Una questione che va ormai avanti da 50 anni esatti quella dell’occupazione dei territori e della costruzione di nuovi insediamenti da parte di Israele in Cisgiordania. E nonostante gli appelli internazionali, si continua. Proprio ieri un comitato edilizio del ministero della difesa israeliano ha dato il via ai lavori per 102 case ad Amichai, destinato, in base a decisioni dello scorso febbraio, ai residenti di Amona, avamposto illegale abbattuto da Israele. Amichai è parte di un piano complessivo, già deciso ma finora congelato, per circa 2.600 nuove case in Cisgiordania.

Proprio qualche giorno fa Amnesty International ha lanciato una campagna per spingere la comunità internazionale a boicottare le merci prodotte negli insediamenti israeliani illegali in Cisgiordania. «La comunità internazionale deve proibire l’importazione di tutte le merci prodotte negli insediamenti israeliani illegali e porre fine ai profitti multimilionari che hanno alimentato le violazioni di massa dei diritti umani contro i palestinesi».

«Per decenni il mondo è rimasto in disparte mentre Israele distruggeva le case dei palestinesi e saccheggiava le loro terre e le risorse naturali per profitto. Mentre l’economia palestinese è stata frenata da 50 anni di politiche abusive, è stata costruita una fiorente impresa coloniale da miliardi di dollari sull’oppressione sistematica della popolazione palestinese», ha dichiarato Salil Shetty, Segretario Generale di Amnesty International.

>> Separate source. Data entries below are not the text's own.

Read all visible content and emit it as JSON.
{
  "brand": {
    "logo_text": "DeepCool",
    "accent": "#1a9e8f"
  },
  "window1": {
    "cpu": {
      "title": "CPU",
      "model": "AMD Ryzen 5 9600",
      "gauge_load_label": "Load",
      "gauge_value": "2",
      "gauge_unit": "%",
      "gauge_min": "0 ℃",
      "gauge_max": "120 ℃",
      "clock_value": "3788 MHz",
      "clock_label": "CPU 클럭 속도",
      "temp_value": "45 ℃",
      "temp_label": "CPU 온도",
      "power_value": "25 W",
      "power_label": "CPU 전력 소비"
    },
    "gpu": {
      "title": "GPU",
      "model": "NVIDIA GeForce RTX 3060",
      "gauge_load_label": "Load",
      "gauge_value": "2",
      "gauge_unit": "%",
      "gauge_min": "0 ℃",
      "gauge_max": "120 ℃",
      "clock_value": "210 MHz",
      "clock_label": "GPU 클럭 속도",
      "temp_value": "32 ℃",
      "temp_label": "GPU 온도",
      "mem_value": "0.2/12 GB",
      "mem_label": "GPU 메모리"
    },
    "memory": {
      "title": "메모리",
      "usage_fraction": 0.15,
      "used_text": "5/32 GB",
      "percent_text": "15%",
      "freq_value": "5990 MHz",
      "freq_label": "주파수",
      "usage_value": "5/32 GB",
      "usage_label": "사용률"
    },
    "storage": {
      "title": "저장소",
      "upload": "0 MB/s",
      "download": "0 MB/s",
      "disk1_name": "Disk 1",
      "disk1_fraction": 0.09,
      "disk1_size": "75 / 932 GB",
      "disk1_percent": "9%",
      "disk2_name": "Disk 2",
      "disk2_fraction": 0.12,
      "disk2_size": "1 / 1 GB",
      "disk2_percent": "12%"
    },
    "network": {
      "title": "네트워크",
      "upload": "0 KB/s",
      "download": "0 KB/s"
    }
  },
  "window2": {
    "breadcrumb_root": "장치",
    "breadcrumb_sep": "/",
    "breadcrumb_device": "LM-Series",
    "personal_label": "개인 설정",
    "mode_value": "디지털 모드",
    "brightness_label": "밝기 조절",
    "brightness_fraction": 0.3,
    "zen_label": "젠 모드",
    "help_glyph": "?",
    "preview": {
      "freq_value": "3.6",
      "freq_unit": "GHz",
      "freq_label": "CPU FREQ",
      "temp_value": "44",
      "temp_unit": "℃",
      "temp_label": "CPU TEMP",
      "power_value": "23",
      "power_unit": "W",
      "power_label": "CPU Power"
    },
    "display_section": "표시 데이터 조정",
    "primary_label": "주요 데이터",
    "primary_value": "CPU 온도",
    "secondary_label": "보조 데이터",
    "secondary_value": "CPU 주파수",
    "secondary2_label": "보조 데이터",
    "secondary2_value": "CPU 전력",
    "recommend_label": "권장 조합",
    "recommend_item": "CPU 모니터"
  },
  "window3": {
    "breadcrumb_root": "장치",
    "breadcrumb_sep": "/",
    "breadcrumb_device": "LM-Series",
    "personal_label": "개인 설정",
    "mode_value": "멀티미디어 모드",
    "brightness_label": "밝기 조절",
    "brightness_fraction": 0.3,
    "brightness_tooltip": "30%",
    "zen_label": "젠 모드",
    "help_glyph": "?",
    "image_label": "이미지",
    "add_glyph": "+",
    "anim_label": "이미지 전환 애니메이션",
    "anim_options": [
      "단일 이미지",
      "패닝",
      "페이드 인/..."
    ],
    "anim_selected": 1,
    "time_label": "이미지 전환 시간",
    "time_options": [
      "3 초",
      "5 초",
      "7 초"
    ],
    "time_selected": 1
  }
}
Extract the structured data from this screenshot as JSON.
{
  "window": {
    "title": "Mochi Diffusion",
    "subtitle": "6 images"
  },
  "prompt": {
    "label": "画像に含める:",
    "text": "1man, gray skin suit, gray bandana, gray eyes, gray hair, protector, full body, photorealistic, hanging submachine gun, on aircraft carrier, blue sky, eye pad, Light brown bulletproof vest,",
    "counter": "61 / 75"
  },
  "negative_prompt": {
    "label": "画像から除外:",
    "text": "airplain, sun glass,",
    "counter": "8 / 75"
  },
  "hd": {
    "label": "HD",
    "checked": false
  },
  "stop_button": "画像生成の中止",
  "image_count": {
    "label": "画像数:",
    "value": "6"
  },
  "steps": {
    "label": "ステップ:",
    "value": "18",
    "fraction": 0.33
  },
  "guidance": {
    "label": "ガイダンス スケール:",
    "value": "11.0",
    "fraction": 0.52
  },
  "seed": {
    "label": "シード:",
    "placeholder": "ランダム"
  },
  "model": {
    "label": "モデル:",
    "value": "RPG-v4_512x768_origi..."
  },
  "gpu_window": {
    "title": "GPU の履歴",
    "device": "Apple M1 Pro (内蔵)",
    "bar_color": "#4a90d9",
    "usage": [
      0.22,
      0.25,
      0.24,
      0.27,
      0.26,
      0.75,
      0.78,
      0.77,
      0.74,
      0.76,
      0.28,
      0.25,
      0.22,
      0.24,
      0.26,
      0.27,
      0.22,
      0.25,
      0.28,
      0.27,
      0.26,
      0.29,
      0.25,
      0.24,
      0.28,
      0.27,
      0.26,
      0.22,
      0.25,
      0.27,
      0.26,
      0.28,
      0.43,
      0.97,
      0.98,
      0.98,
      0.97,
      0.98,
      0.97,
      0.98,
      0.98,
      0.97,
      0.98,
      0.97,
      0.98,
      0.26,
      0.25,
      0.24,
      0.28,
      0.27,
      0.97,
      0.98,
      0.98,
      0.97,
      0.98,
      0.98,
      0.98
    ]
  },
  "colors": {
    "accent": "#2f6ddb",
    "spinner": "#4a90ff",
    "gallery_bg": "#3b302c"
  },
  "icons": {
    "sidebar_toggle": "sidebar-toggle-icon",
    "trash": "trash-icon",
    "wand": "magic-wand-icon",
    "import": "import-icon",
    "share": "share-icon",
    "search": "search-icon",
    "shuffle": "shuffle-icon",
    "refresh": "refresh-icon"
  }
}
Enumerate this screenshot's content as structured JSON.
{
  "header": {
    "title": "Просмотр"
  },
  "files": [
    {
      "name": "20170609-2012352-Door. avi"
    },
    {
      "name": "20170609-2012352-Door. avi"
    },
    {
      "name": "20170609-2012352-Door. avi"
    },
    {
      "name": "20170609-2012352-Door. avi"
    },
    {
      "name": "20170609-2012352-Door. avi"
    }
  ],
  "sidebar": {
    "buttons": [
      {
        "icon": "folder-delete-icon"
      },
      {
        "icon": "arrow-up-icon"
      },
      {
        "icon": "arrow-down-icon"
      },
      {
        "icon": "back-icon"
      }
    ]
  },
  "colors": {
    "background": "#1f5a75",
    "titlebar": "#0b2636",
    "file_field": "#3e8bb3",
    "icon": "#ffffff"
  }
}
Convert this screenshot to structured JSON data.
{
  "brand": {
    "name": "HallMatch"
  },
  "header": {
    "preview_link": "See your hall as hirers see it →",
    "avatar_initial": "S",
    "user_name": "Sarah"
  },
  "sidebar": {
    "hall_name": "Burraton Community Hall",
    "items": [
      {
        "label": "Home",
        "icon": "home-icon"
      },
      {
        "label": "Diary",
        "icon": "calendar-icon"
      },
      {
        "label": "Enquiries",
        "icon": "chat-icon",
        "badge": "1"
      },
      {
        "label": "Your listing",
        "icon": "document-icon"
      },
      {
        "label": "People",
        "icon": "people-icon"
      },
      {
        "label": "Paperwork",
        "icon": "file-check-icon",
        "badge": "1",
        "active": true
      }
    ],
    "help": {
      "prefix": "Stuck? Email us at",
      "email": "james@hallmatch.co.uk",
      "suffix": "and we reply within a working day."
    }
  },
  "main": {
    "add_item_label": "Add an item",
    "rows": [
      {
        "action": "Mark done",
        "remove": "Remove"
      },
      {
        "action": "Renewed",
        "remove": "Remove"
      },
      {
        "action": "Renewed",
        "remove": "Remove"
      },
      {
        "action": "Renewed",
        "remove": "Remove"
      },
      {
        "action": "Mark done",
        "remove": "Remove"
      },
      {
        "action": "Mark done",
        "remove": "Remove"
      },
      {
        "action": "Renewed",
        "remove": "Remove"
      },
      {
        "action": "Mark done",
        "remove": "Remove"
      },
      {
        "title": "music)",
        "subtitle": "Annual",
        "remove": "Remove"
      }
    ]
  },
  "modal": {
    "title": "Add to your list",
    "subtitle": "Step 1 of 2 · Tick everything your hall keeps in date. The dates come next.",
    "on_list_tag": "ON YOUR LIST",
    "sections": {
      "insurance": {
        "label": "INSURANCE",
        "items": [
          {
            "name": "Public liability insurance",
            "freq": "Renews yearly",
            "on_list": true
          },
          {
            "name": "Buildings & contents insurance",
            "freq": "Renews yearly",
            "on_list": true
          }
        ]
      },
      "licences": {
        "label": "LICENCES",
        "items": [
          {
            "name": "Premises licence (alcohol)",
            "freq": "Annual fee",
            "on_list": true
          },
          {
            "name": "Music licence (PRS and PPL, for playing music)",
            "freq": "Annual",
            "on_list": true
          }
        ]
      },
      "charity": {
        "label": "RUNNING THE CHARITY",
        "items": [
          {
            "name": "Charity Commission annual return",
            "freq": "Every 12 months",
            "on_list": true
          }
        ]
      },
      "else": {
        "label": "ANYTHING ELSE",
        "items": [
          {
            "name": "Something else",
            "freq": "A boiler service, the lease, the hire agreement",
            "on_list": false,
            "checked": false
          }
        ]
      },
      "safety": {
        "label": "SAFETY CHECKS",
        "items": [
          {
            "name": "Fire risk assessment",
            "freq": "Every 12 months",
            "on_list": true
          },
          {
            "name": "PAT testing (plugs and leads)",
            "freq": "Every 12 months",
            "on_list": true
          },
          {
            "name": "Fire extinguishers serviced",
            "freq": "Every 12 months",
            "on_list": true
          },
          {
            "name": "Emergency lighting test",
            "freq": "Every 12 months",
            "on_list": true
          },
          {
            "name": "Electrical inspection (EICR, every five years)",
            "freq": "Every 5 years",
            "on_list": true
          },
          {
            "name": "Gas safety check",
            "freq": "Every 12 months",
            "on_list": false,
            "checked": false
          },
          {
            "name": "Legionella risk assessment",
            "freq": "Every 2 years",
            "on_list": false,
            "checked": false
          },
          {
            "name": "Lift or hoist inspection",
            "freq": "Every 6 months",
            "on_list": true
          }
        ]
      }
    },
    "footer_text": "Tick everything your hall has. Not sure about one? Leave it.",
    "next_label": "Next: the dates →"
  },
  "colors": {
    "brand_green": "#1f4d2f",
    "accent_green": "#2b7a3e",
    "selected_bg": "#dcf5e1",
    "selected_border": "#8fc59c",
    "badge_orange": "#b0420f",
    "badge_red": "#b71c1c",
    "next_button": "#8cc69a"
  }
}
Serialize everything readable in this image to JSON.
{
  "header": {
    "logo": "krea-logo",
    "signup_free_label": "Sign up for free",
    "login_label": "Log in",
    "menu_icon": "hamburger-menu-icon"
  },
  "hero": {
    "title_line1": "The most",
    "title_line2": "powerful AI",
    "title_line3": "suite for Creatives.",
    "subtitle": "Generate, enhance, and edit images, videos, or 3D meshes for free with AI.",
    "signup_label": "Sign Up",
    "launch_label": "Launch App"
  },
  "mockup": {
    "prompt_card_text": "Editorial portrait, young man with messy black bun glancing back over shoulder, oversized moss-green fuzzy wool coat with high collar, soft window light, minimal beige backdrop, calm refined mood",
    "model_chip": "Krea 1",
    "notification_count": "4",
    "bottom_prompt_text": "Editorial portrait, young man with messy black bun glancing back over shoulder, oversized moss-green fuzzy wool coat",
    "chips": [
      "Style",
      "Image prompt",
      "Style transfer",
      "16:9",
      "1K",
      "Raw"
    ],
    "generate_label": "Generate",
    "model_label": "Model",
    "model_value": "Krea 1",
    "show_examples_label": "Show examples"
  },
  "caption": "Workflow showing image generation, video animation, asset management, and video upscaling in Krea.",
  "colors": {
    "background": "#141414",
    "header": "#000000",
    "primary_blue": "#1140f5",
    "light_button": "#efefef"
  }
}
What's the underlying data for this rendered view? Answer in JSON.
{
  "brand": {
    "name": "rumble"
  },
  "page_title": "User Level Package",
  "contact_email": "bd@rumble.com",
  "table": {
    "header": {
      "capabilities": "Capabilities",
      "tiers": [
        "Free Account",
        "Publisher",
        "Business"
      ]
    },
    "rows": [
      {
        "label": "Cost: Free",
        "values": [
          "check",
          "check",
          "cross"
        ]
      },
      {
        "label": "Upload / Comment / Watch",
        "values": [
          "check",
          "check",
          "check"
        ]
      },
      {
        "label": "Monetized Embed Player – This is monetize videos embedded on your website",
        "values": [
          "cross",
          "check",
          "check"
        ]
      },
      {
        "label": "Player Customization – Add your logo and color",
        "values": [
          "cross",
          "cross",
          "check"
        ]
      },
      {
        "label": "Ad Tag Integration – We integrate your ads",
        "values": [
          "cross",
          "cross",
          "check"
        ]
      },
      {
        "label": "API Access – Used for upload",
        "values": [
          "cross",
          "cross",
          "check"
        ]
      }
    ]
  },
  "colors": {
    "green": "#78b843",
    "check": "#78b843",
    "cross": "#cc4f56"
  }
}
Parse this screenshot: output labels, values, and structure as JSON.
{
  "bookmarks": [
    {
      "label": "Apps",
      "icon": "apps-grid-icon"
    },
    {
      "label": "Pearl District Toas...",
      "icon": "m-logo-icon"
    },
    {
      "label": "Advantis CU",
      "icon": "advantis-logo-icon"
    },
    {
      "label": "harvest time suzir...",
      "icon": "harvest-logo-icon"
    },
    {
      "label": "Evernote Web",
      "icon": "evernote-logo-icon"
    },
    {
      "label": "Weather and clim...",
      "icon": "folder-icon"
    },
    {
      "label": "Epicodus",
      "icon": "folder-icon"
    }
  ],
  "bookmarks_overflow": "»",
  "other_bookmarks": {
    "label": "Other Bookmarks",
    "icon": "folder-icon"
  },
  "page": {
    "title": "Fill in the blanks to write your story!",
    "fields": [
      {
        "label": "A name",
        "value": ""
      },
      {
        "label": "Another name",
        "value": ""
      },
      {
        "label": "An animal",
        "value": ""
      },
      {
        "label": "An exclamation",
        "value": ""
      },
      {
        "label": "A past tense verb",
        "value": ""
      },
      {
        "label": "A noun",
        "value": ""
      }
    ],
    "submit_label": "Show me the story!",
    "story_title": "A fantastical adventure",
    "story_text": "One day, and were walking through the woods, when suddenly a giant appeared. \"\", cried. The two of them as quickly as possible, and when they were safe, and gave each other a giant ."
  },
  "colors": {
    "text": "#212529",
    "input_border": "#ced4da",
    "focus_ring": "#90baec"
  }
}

E l’organizzazione accusa: «Decine di migliaia di case e proprietà palestinesi sono state demolite da Israele e centinaia di migliaia di palestinesi sono stati sfollati con la forza; molte famiglie sono state cacciate dalle loro case o terre per liberare le aree per la costruzione di insediamenti. Almeno 100.000 ettari di terreno palestinese sono stati sequestrati per esclusivo uso coloniale».

Ma non è tutto: secondo Amnesty, Israele ha anche preso illegalmente il controllo delle risorse naturali palestinesi, come l’acqua, i terreni fertili, le cave di pietra e i minerali, e li ha deviati per aiutare le industrie coloniali a produrre beni agricoli, materiali da costruzione e prodotti industriali spesso esportati all’estero. Al tempo stesso, Israele ha imposto delle restrizioni arbitrarie che impediscono ai palestinesi di utilizzare le proprie acque, terre e altre risorse, limitando il loro sviluppo economico e violando i loro diritti economici e sociali.

«Non è sufficiente condannare l’espansione coloniale di Israele. È giunta l’ora che gli Stati intraprendano azioni internazionali concrete per fermare il finanziamento degli insediamenti che violano in modo flagrante il diritto internazionale e costituiscono un crimine di guerra», ha concluso Shelly.